30 set Discussão sobre o rol da ANS está longe de acabar e judicialização segue em alta
Futuro da Saúde | Rafael Machado | 28/09/2022 | Fábio Santos
Lei que derruba o rol taxativo deve provocar aumento da judicialização. Tribunais buscam adotar critérios técnicos e fundamentados.
A judicialização da saúde é um dos principais temas em mesas, debates e eventos que discutem a sustentabilidade do Sistema Único de Saúde (SUS) e da saúde suplementar. Em 2021, o Brasil registrou mais de 395 mil novos processos judiciais sobre questões relacionadas à saúde, de acordo com o Painel de Estatísticas Processuais de Direito da Saúde, do Conselho Nacional de Justiça (CNJ).
Do total, 150 mil eram direcionadas à saúde suplementar sobre os mais diferentes temas, como acesso a terapias e medicamentos não cobertos pelos planos de saúde, questões contratuais, de carência, rede credenciada, mensalidade, entre outros. No entanto, a judicialização muitas vezes é utilizada de forma individual para obter tratamentos, o que ao longo prazo pode afetar o acesso da população como um todo.
Mesmo que um paciente tenha legitimidade em buscar acesso a esses tratamentos, as decisões de judicialização da saúde nem sempre levam em consideração questões orçamentárias. Com isso, torna-se inviável ao setor provisionar os gastos ao longo do ano, que é feito baseado no rol de procedimentos, no custo com prestadores de serviços e possíveis oscilações no número de beneficiários e do mercado. Levantamento da Associação Brasileira de Planos de Saúde (Abramge) junto à Agência Nacional de Saúde Suplementar (ANS), aponta que a judicialização das operadoras movimentou R$ 11,3 bilhões entre 2015 e 2020.
Os planos de saúde argumentam que, dessa forma, é impossível trabalhar sem repassar o valor ao usuário final. Com a recente aprovação da lei que amplia a possibilidade dos pacientes terem coberturas que não constam na lista de procedimentos obrigatórios, as operadoras apontam que a tendência é o cenário piorar: mais custos aos beneficiários e empresas, menos pessoas com convênios médicos – o que impactaria no aumento da demanda ao SUS. Planos de saúde e entidades estudam entrar com representação no Supremo Tribunal Federal (STF) para barrar a lei.
Advogados e juristas acreditam que apesar dessa questão do entendimento sobre o rol da ANS não ter chegado ao fim, a judicialização da saúde tende a aumentar.
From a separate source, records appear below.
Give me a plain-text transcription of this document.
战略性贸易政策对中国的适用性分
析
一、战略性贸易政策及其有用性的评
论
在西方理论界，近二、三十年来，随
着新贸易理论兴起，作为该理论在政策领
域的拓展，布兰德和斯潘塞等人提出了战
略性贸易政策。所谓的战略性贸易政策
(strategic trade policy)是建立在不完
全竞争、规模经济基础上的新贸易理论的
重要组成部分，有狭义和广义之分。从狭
Mesmo com uma redução do período de revisão do rol de procedimentos e análise de novas tecnologias por parte da Agência, que antes ocorria a cada 2 anos e passou a ser no máximo de 270 dias com a aprovação de uma lei em março deste ano, assim como a adoção de embasamentos científicos e técnicos por parte do Judiciário, outras soluções são necessárias para chegar a um consenso, seja sobre acesso ou orçamentário.
A judicialização e a saúde dos planos
A judicialização na saúde em grande parte está ligada ao acesso de medicamentos e tratamentos. Através de ações, indivíduos ou coletivos buscam por soluções para suas doenças ou condições de saúde. Nos anos 90, a busca por medicamentos para o controle do HIV ganhou destaque no Judiciário e, com o aumento exponencial de casos, houve a necessidade de incluir os medicamentos no SUS e criar políticas públicas específica para essa população.
“Para além dos aspectos positivos, como esse de fomentar políticas públicas, [a judicialização] também trouxe algumas consequências do ponto de vista da organização e economicidade do sistema. O sistema de saúde, público ou privado, tem orçamento inelástico, com valores que estão colocados ali para realizar as suas atividades. Cada vez que tem uma judicialização você tira de algum lugar, que ninguém sabe ao certo da onde é – mas de certo do orçamento da Saúde –, para destinar para A, B ou coletividade, dependendo do tipo de ação”, explica o desembargador João Paulo Gebran Neto, do Tribunal Regional Federal da 4ª Região (TRF4).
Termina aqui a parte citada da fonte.